Okay… *deep breath* So, when I read the synopsis, my expectation of the book was completely skewed. Because the romance was the plot mentioned first and then the revolutionary and then the ambiguous wild-card character, I automatically assumed that this would be the hierarchy for the amount of time spent on each character in relation to the plot and, subsequently, that it would be a clear indication of each of their significance. Add on the fact that the prologue tainted my perception from the beginning, and bam - I went through the first portion of the book expecting things that weren’t going to happen.
Well, color me pink with pleasure! Shame on me for going into a story with presumptions. There’s romance, but it’s not the main artery in this network of plots - so it’s a bonus, not the focus. There’s revolution, but it’s so nuanced and ubiquitous that your blood thrums along with the growing dissention. And then, of course, there’s Mr. I-could-be-destruction-or-salvation-but-who-knows that throws ALL OF YOUR THOUGHTS INTO DISARRAY. *heavy breathing*
I am so freaking happy with this book. I am ecstatic that I got to read it before it was released because I know I want a physical copy in my personal library so I can re-read and annotate it. Every few chapters brought to light new information that slightly altered the reader’s scope. The concepts introduced took on a broader, and more heady, tone as I digested the author’s words. Each storyline was a slow, slow burn that got me to feel for the characters and their circumstance before engulfing everything in flames.

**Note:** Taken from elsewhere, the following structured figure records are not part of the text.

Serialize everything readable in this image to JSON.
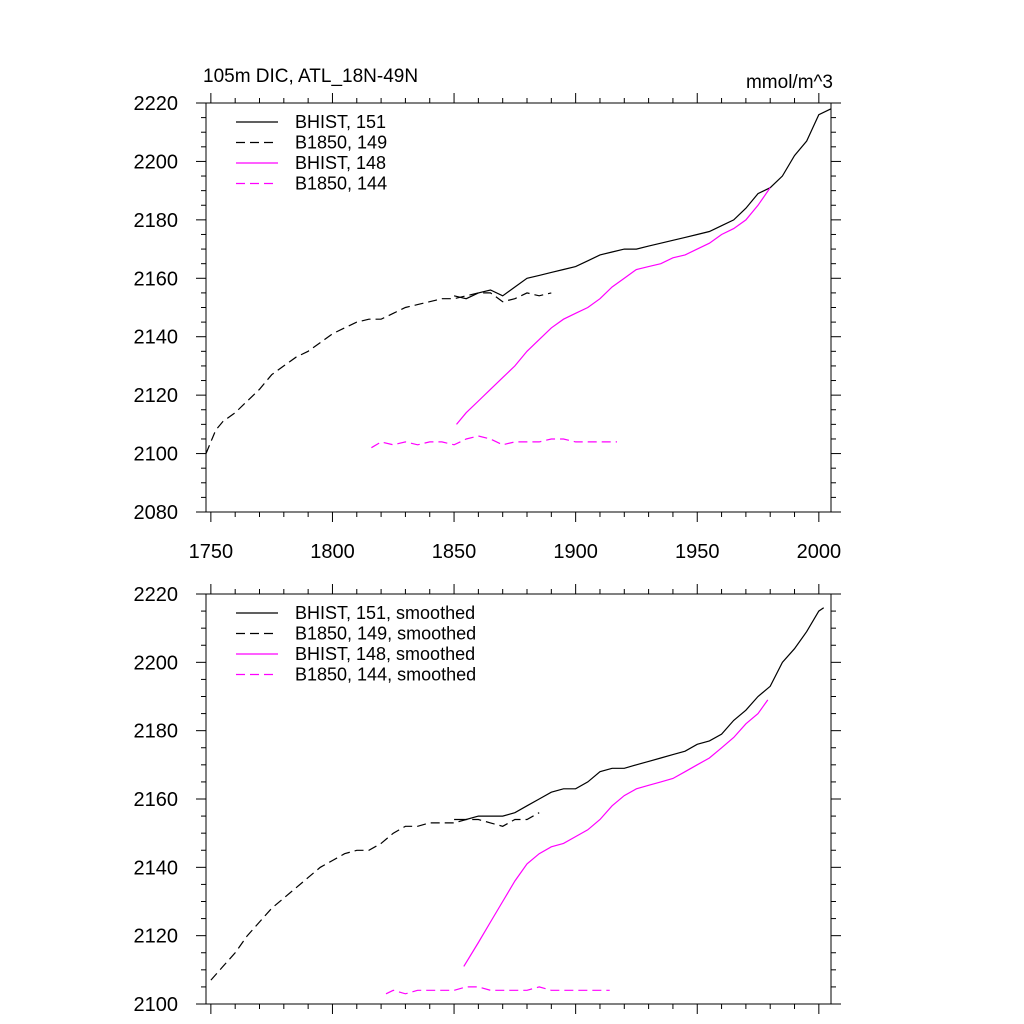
{
  "chart_data": [
    {
      "type": "line",
      "title": "105m DIC, ATL_18N-49N",
      "units": "mmol/m^3",
      "xlim": [
        1748,
        2005
      ],
      "ylim": [
        2080,
        2220
      ],
      "xticks": [
        1750,
        1800,
        1850,
        1900,
        1950,
        2000
      ],
      "yticks": [
        2080,
        2100,
        2120,
        2140,
        2160,
        2180,
        2200,
        2220
      ],
      "show_xtick_labels": true,
      "legend_position": "top-left",
      "series": [
        {
          "name": "BHIST, 151",
          "color": "#000000",
          "dash": "solid",
          "x": [
            1850,
            1855,
            1860,
            1865,
            1870,
            1875,
            1880,
            1885,
            1890,
            1895,
            1900,
            1905,
            1910,
            1915,
            1920,
            1925,
            1930,
            1935,
            1940,
            1945,
            1950,
            1955,
            1960,
            1965,
            1970,
            1975,
            1980,
            1985,
            1990,
            1995,
            2000,
            2005
          ],
          "y": [
            2154,
            2153,
            2155,
            2156,
            2154,
            2157,
            2160,
            2161,
            2162,
            2163,
            2164,
            2166,
            2168,
            2169,
            2170,
            2170,
            2171,
            2172,
            2173,
            2174,
            2175,
            2176,
            2178,
            2180,
            2184,
            2189,
            2191,
            2195,
            2202,
            2207,
            2216,
            2218
          ]
        },
        {
          "name": "B1850, 149",
          "color": "#000000",
          "dash": "dashed",
          "x": [
            1748,
            1752,
            1755,
            1760,
            1765,
            1770,
            1775,
            1780,
            1785,
            1790,
            1795,
            1800,
            1805,
            1810,
            1815,
            1820,
            1825,
            1830,
            1835,
            1840,
            1845,
            1850,
            1855,
            1860,
            1865,
            1870,
            1875,
            1880,
            1885,
            1890
          ],
          "y": [
            2100,
            2108,
            2111,
            2114,
            2118,
            2122,
            2127,
            2130,
            2133,
            2135,
            2138,
            2141,
            2143,
            2145,
            2146,
            2146,
            2148,
            2150,
            2151,
            2152,
            2153,
            2153,
            2154,
            2155,
            2155,
            2152,
            2153,
            2155,
            2154,
            2155
          ]
        },
        {
          "name": "BHIST, 148",
          "color": "#ff00ff",
          "dash": "solid",
          "x": [
            1851,
            1855,
            1860,
            1865,
            1870,
            1875,
            1880,
            1885,
            1890,
            1895,
            1900,
            1905,
            1910,
            1915,
            1920,
            1925,
            1930,
            1935,
            1940,
            1945,
            1950,
            1955,
            1960,
            1965,
            1970,
            1975,
            1980
          ],
          "y": [
            2110,
            2114,
            2118,
            2122,
            2126,
            2130,
            2135,
            2139,
            2143,
            2146,
            2148,
            2150,
            2153,
            2157,
            2160,
            2163,
            2164,
            2165,
            2167,
            2168,
            2170,
            2172,
            2175,
            2177,
            2180,
            2185,
            2191
          ]
        },
        {
          "name": "B1850, 144",
          "color": "#ff00ff",
          "dash": "dashed",
          "x": [
            1816,
            1820,
            1825,
            1830,
            1835,
            1840,
            1845,
            1850,
            1855,
            1860,
            1865,
            1870,
            1875,
            1880,
            1885,
            1890,
            1895,
            1900,
            1905,
            1910,
            1915,
            1917
          ],
          "y": [
            2102,
            2104,
            2103,
            2104,
            2103,
            2104,
            2104,
            2103,
            2105,
            2106,
            2105,
            2103,
            2104,
            2104,
            2104,
            2105,
            2105,
            2104,
            2104,
            2104,
            2104,
            2104
          ]
        }
      ]
    },
    {
      "type": "line",
      "title": "",
      "xlim": [
        1748,
        2005
      ],
      "ylim": [
        2100,
        2220
      ],
      "xticks": [
        1750,
        1800,
        1850,
        1900,
        1950,
        2000
      ],
      "yticks": [
        2100,
        2120,
        2140,
        2160,
        2180,
        2200,
        2220
      ],
      "show_xtick_labels": false,
      "legend_position": "top-left",
      "series": [
        {
          "name": "BHIST, 151, smoothed",
          "color": "#000000",
          "dash": "solid",
          "x": [
            1850,
            1855,
            1860,
            1865,
            1870,
            1875,
            1880,
            1885,
            1890,
            1895,
            1900,
            1905,
            1910,
            1915,
            1920,
            1925,
            1930,
            1935,
            1940,
            1945,
            1950,
            1955,
            1960,
            1965,
            1970,
            1975,
            1980,
            1985,
            1990,
            1995,
            2000,
            2002
          ],
          "y": [
            2154,
            2154,
            2155,
            2155,
            2155,
            2156,
            2158,
            2160,
            2162,
            2163,
            2163,
            2165,
            2168,
            2169,
            2169,
            2170,
            2171,
            2172,
            2173,
            2174,
            2176,
            2177,
            2179,
            2183,
            2186,
            2190,
            2193,
            2200,
            2204,
            2209,
            2215,
            2216
          ]
        },
        {
          "name": "B1850, 149, smoothed",
          "color": "#000000",
          "dash": "dashed",
          "x": [
            1750,
            1755,
            1760,
            1765,
            1770,
            1775,
            1780,
            1785,
            1790,
            1795,
            1800,
            1805,
            1810,
            1815,
            1820,
            1825,
            1830,
            1835,
            1840,
            1845,
            1850,
            1855,
            1860,
            1865,
            1870,
            1875,
            1880,
            1885
          ],
          "y": [
            2107,
            2111,
            2115,
            2120,
            2124,
            2128,
            2131,
            2134,
            2137,
            2140,
            2142,
            2144,
            2145,
            2145,
            2147,
            2150,
            2152,
            2152,
            2153,
            2153,
            2153,
            2154,
            2154,
            2153,
            2152,
            2154,
            2154,
            2156
          ]
        },
        {
          "name": "BHIST, 148, smoothed",
          "color": "#ff00ff",
          "dash": "solid",
          "x": [
            1854,
            1860,
            1865,
            1870,
            1875,
            1880,
            1885,
            1890,
            1895,
            1900,
            1905,
            1910,
            1915,
            1920,
            1925,
            1930,
            1935,
            1940,
            1945,
            1950,
            1955,
            1960,
            1965,
            1970,
            1975,
            1979
          ],
          "y": [
            2111,
            2118,
            2124,
            2130,
            2136,
            2141,
            2144,
            2146,
            2147,
            2149,
            2151,
            2154,
            2158,
            2161,
            2163,
            2164,
            2165,
            2166,
            2168,
            2170,
            2172,
            2175,
            2178,
            2182,
            2185,
            2189
          ]
        },
        {
          "name": "B1850, 144, smoothed",
          "color": "#ff00ff",
          "dash": "dashed",
          "x": [
            1822,
            1825,
            1830,
            1835,
            1840,
            1845,
            1850,
            1855,
            1860,
            1865,
            1870,
            1875,
            1880,
            1885,
            1890,
            1895,
            1900,
            1905,
            1910,
            1914
          ],
          "y": [
            2103,
            2104,
            2103,
            2104,
            2104,
            2104,
            2104,
            2105,
            2105,
            2104,
            2104,
            2104,
            2104,
            2105,
            2104,
            2104,
            2104,
            2104,
            2104,
            2104
          ]
        }
      ]
    }
  ]
}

While I didn’t particularly like a few of the characters, I understood each of them and I fully appreciate the author’s dedication to character growth and three-dimensionality. It made for a compelling and wretched story of privilege, inequality and strife.
Most of my favorite books took me less than a day to finish, but this one took me a little over a month. Why? This actually correlates with some of the points I made above. The author packed so much information into the each part of the story. The setting, the people, the world… It was… a bit too much at times, for me. The story is set in England (a place I’m not familiar with) with modern details (I was constantly trying to pinpoint an exact time) and there wasn’t any clear divide on who was ‘good’ or ‘evil’ (which drove me absolutely crazy). Throw in the common excuses of work and daily chores, and you have a recipe for delayed literary completion.
Is the book perfect? No. Does that matter? No. BECAUSE IT’S NEW, REFRESHING, UNRUSHED, AND DIVINE. I absolutely love social hierarchy drama. I can’t wait to see where this is all going. Will it be a happily ever after? Will it be just death and destruction? Can a world change at the hands of the oppressed or must it be destroyed before it can be reborn again? I don’t know and I don’t think any of the characters know either but I will follow them every freaking step of the way.
Also, side note, I love Silyen. Please give me more Silyen, forever and ever. Vic James, if you’re reading this, please know - he is the most interesting megalomaniac I’ve ever had the pleasure of reading and no matter where his life takes me, I don’t believe I will be disappointed with its direction.